Solubilize mitochondria by adding 20 µl sample buffer cocktail to 50 µg crude mitochondria prep and gently mix with a P20 pipette. Make sure to avoid formation of bubbles.
Incubate solubilized mitochondria on ice for 20 min.
Centrifuge at 20,000 × g for 10 min at 4°C and then collect 15 μl of the supernatant into new tubes.
Add 2 μl of Coomassie G-250 sample additive to the above supernatant. The G-250 volume should be such that the final G-250 concentration is 1/4th the detergent concentration. This step should be done just before loading the samples into the gel.
Set up the electrophoresis system (XCell SureLock Mini-Cell):
  • Remove the white tape on the bottom of a NativePAGE 3-12% gradient gel and place it in the apparatus.
Wash the wells of the gel with 1 ml of dark blue cathode buffer. Put 20 ml of dark blue cathode buffer in the inner chamber and check for leakage.
Load 15 μl of sample into the gel by using Prot/Elec Tips. Fill the inner chamber with about 180 ml of dark blue cathode buffer, and then fill the outside chamber with about 600 ml of running buffer.
Carefully add the dark blue cathode buffer without disturbing the samples in wells.

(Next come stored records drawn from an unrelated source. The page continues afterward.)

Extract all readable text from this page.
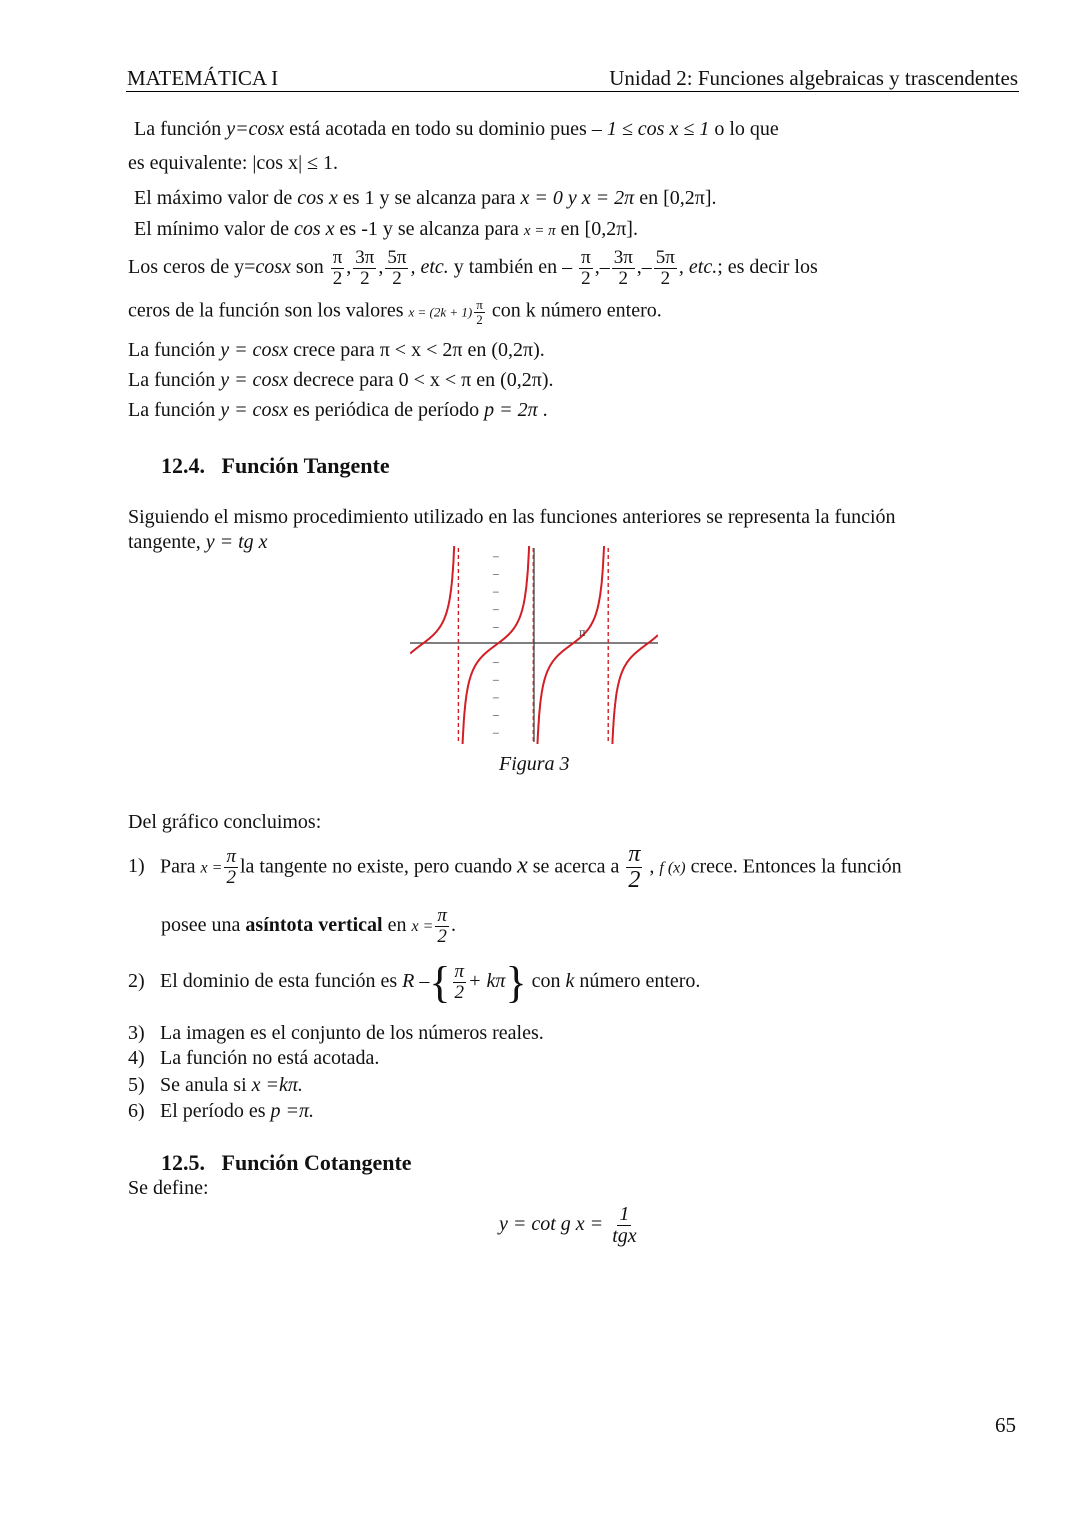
MATEMÁTICA I	Unidad 2: Funciones algebraicas y trascendentes
La función y=cosx está acotada en todo su dominio pues – 1 ≤ cos x ≤ 1 o lo que
es equivalente: |cos x| ≤ 1.
El máximo valor de cos x es 1 y se alcanza para x = 0 y x = 2π en [0,2π].
El mínimo valor de cos x es -1 y se alcanza para x = π en [0,2π].
Los ceros de y=cosx son $\frac{\pi}{2}$ , $\frac{3\pi}{2}$ , $\frac{5\pi}{2}$ , etc. y también en – $\frac{\pi}{2}$ ,– $\frac{3\pi}{2}$ ,– $\frac{5\pi}{2}$ , etc.; es decir los
ceros de la función son los valores $x = (2k + 1) \frac{\pi}{2}$ con k número entero.
La función y = cosx crece para π < x < 2π en (0,2π).
La función y = cosx decrece para 0 < x < π en (0,2π).
La función y = cosx es periódica de período p = 2π .
12.4. Función Tangente
Siguiendo el mismo procedimiento utilizado en las funciones anteriores se representa la función
tangente, y = tg x
π
Figura 3
Del gráfico concluimos:
1) Para $x = \frac{\pi}{2}$ la tangente no existe, pero cuando x se acerca a $\frac{\pi}{2}$ , f (x) crece. Entonces la función
posee una asíntota vertical en $x = \frac{\pi}{2}$ .
2) El dominio de esta función es R –{ $\frac{\pi}{2} + k\pi$} con k número entero.
3) La imagen es el conjunto de los números reales.
4) La función no está acotada.
5) Se anula si x =kπ.
6) El período es p =π.
12.5. Función Cotangente
Se define:
y = cot g $x = \frac{1}{\text{tgx}}$
65
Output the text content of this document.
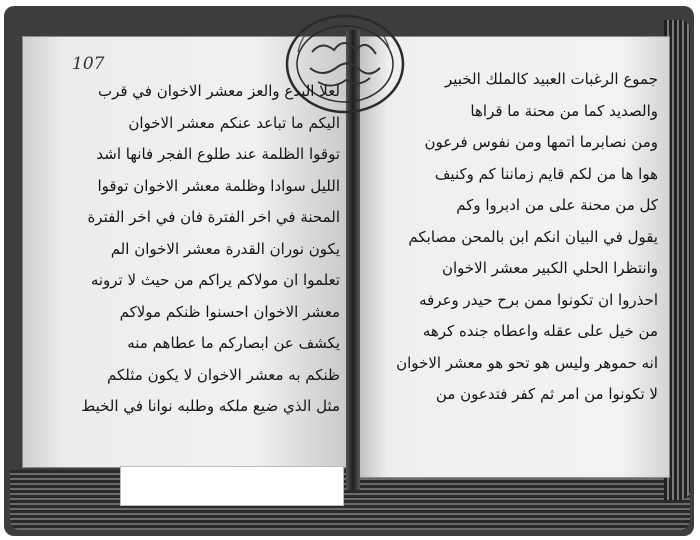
107
لعلا البدع والعز معشر الاخوان في قرب
اليكم ما تباعد عنكم معشر الاخوان
توقوا الظلمة عند طلوع الفجر فانها اشد
الليل سوادا وظلمة معشر الاخوان توقوا
المحنة في اخر الفترة فان في اخر الفترة
يكون نوران القدرة معشر الاخوان الم
تعلموا ان مولاكم يراكم من حيث لا ترونه
معشر الاخوان احسنوا ظنكم مولاكم
يكشف عن ابصاركم ما عطاهم منه
ظنكم به معشر الاخوان لا يكون مثلكم
مثل الذي ضيع ملكه وطلبه نوانا في الخيط
جموع الرغبات العبيد كالملك الخبير
والصديد كما من محنة ما قراها
ومن نصابرما اتمها ومن نفوس فرعون
هوا ها من لكم قايم زماننا كم وكنيف
كل من محنة على من ادبروا وكم
يقول في البيان انكم ابن بالمحن مصابكم
وانتظرا الحلي الكبير معشر الاخوان
احذروا ان تكونوا ممن برح حيدر وعرفه
من خيل على عقله واعطاه جنده كرهه
انه حموهر وليس هو تحو هو معشر الاخوان
لا تكونوا من امر ثم كفر فتدعون من
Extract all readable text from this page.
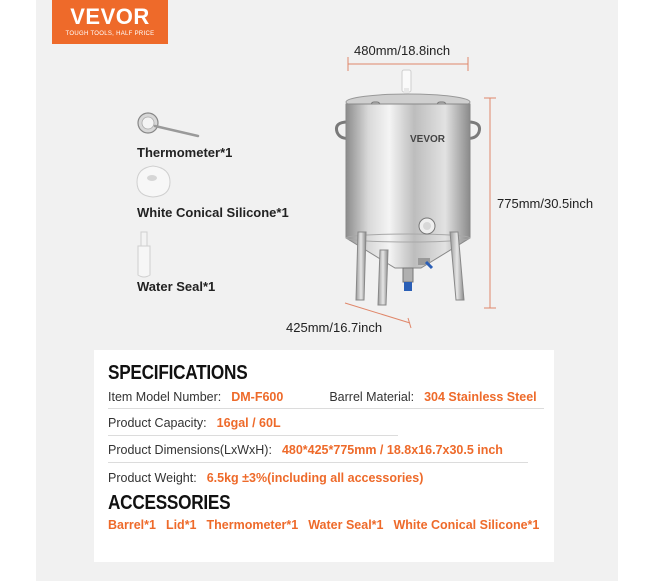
VEVOR
TOUGH TOOLS, HALF PRICE
VEVOR
Thermometer*1
White Conical Silicone*1
Water Seal*1
480mm/18.8inch
775mm/30.5inch
425mm/16.7inch
SPECIFICATIONS
Item Model Number: DM-F600	Barrel Material: 304 Stainless Steel
Product Capacity: 16gal / 60L
Product Dimensions(LxWxH): 480*425*775mm / 18.8x16.7x30.5 inch
Product Weight: 6.5kg ±3%(including all accessories)
ACCESSORIES
Barrel*1 Lid*1 Thermometer*1 Water Seal*1 White Conical Silicone*1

Turn on the power supply and run the gel at 150 V for 30 min. Remove the dark blue buffer with a 10-ml size pipette or suction tube and fill the inner chamber with 200 ml of light blue buffer. Run the gel at 250 V for 60 min. If better separation of the bands is desired then the gel can be run for maximum of 150 min at 250 V. A longer run time than 150 min has minimal impact on the separation and resolution of bands.

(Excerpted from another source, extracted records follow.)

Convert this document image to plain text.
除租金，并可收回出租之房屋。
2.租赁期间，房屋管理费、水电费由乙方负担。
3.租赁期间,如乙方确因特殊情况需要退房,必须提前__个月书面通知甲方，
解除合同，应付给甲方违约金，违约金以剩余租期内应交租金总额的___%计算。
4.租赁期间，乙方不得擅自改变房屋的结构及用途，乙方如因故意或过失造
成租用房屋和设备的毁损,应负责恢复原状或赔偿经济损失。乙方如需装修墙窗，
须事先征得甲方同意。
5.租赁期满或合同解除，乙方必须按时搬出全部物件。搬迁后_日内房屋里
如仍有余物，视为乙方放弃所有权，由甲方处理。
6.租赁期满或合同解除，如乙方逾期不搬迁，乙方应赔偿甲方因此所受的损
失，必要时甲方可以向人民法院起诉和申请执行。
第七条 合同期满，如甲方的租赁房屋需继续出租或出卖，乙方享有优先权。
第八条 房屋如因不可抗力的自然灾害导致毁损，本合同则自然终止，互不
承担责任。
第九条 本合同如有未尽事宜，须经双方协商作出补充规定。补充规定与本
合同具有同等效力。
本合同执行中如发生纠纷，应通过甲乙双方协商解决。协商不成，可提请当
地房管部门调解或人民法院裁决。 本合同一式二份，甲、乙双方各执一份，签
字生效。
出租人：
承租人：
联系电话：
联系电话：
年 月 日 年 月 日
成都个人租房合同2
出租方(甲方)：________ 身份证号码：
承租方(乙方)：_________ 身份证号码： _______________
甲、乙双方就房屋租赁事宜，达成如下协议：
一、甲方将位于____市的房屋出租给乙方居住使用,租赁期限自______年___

To transfer the BN-PAGE gel, first take the gel out of the cassette and wash it with water.
Incubate the gel in transfer buffer for 15 min with gentle shaking, before transferring gel to PVDF membrane using an iBlot Gel Transfer Device.
Block and stain PVDF membrane with total OXPHOS human western blot antibody cocktail at 1:500 concentration.
Visualize blots with an Odyssey infrared imaging system.
Analyze blots with Image Studio Lite Software from Li-cor Biosciences.
Protocol references
Jha P, Wang X, Auwerx J. Analysis of Mitochondrial Respiratory Chain Supercomplexes Using Blue Native Polyacrylamide Gel Electrophoresis (BN-PAGE). Curr Protoc Mouse Biol. 2016 Mar 1;6(1):1-14. doi: 10.1002/9780470942390.mo150182. PMID: 26928661; PMCID: PMC4823378.